The United States Supreme Court has recently recognized new constitutional limitations on the use of life-without-parole (LWOP) sentences for juvenile offenders, but has not clearly indicated whether analogous limitations apply to the sentencing of adults. However, the Court’s treatment of LWOP as a qualitatively different and intrinsically more troubling punishment than any other sentence of incarceration does provide a plausible basis for adults to challenge their LWOP sentences, particularly when they have been imposed for nonviolent offenses or on a mandatory basis. At the same time, the Court’s Eighth Amendment reasoning suggests some reluctance to overturn sentencing practices that are in widespread use or otherwise seem to reflect deliberate, majoritarian decisionmaking.
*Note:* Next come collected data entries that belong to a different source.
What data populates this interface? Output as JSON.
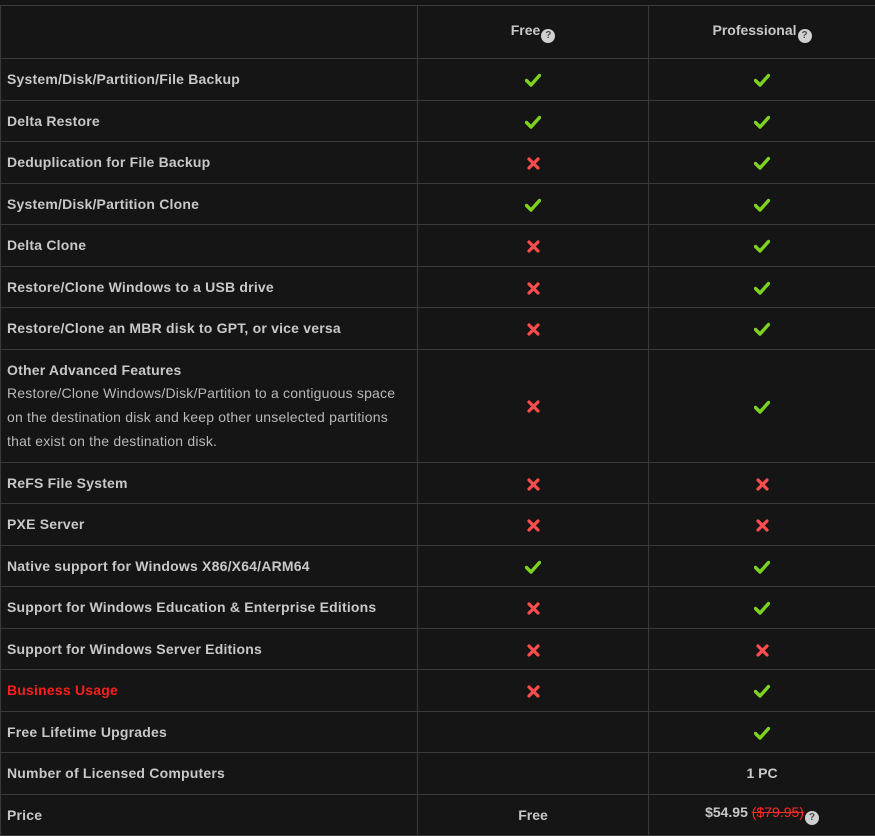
{
  "header": {
    "col_free": "Free",
    "col_pro": "Professional",
    "help_glyph": "?"
  },
  "colors": {
    "check": "#7ed321",
    "cross": "#ff4d4d",
    "highlight": "#ff1e1e"
  },
  "rows": [
    {
      "feature": "System/Disk/Partition/File Backup",
      "free": "check",
      "pro": "check"
    },
    {
      "feature": "Delta Restore",
      "free": "check",
      "pro": "check"
    },
    {
      "feature": "Deduplication for File Backup",
      "free": "cross",
      "pro": "check"
    },
    {
      "feature": "System/Disk/Partition Clone",
      "free": "check",
      "pro": "check"
    },
    {
      "feature": "Delta Clone",
      "free": "cross",
      "pro": "check"
    },
    {
      "feature": "Restore/Clone Windows to a USB drive",
      "free": "cross",
      "pro": "check"
    },
    {
      "feature": "Restore/Clone an MBR disk to GPT, or vice versa",
      "free": "cross",
      "pro": "check"
    },
    {
      "feature": "Other Advanced Features",
      "description": "Restore/Clone Windows/Disk/Partition to a contiguous space on the destination disk and keep other unselected partitions that exist on the destination disk.",
      "free": "cross",
      "pro": "check"
    },
    {
      "feature": "ReFS File System",
      "free": "cross",
      "pro": "cross"
    },
    {
      "feature": "PXE Server",
      "free": "cross",
      "pro": "cross"
    },
    {
      "feature": "Native support for Windows X86/X64/ARM64",
      "free": "check",
      "pro": "check"
    },
    {
      "feature": "Support for Windows Education & Enterprise Editions",
      "free": "cross",
      "pro": "check"
    },
    {
      "feature": "Support for Windows Server Editions",
      "free": "cross",
      "pro": "cross"
    },
    {
      "feature": "Business Usage",
      "highlight": true,
      "free": "cross",
      "pro": "check"
    },
    {
      "feature": "Free Lifetime Upgrades",
      "free": "",
      "pro": "check"
    },
    {
      "feature": "Number of Licensed Computers",
      "free": "",
      "pro_text": "1 PC"
    }
  ],
  "price": {
    "label": "Price",
    "free": "Free",
    "pro": "$54.95",
    "pro_original": "($79.95)"
  }
}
This Essay thus suggests a balancing test of sorts that may help to account for the Court’s varied Eighth Amendment decisions in noncapital cases since 1991. The Essay concludes by considering how this balancing approach might apply to the mandatory LWOP sentence established by 21 U.S.C. §841(b)(1)(A) for repeat drug offenders.

The article will appear in print in a forthcoming symposium issue of the Missouri Law Review devoted to the Supreme Court’s year-old decision in Miller v. Alabama.